I just don't follow how this insight is meant to make it possible to evaluate how to get out of this mess?
"configuring a Linux base image for a specific server role" doesn't have a single desired outcome. There are a million ways to accomplish it. No two sysadmins would produce the same result.
This is not right. There are a million ways to implement the process. Once the process is implemented there is a single desired outcome which is the correct configuration, and every other outcome is undesired - you can have a procedure to test the servers, confirming if the configuration is correct.
The "million ways to accomplish" define a million different processes with different entropy levels. The ones with lower entropy levels lead you to the desired outcome more often.
"And in the case where you're re-following the same process but with newer dependencies, "
If it brings newer dependencies when you re-follow it is not a good process. That is one of the points to have in mind.
"I just don't follow how this insight is meant to make it possible to evaluate how to get out of this mess?"
Entropy is a way to count the failure modes of a process. For a given business requirement chose the simplest possible that respects it.

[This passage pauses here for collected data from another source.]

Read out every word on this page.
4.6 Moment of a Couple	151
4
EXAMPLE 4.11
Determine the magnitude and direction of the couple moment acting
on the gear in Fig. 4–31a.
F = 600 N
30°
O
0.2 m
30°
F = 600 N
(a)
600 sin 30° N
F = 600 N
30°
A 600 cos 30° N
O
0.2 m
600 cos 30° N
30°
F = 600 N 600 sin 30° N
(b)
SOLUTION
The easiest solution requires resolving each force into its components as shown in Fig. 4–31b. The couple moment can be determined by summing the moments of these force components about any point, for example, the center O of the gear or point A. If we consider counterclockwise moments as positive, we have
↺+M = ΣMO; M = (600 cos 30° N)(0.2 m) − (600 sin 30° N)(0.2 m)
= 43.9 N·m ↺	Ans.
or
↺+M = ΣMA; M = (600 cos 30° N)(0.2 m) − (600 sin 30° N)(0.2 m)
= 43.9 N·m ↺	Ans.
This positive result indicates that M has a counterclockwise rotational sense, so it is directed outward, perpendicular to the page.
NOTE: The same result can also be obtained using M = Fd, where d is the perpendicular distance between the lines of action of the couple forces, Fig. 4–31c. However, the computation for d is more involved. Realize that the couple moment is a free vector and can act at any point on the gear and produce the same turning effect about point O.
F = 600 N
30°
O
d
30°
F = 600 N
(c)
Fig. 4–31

I gave two examples in the article.
Its interesting joining a new startup seeing how clean organized it is, joining a mature startup and seeing how disorganized it is. There are layers and layers of interpretation of what systems should look like and they are different. We often refer to this as tech debt, but there is always that one box no one wants to touch because of its age and potential importance, kind of like a time capsule of when the company was once clean and orderly. I've see so much entropy.
But to the point of the article entropy only exists when external factors are introduced. Like new talent or tech paradigms changing the landscape of a startup.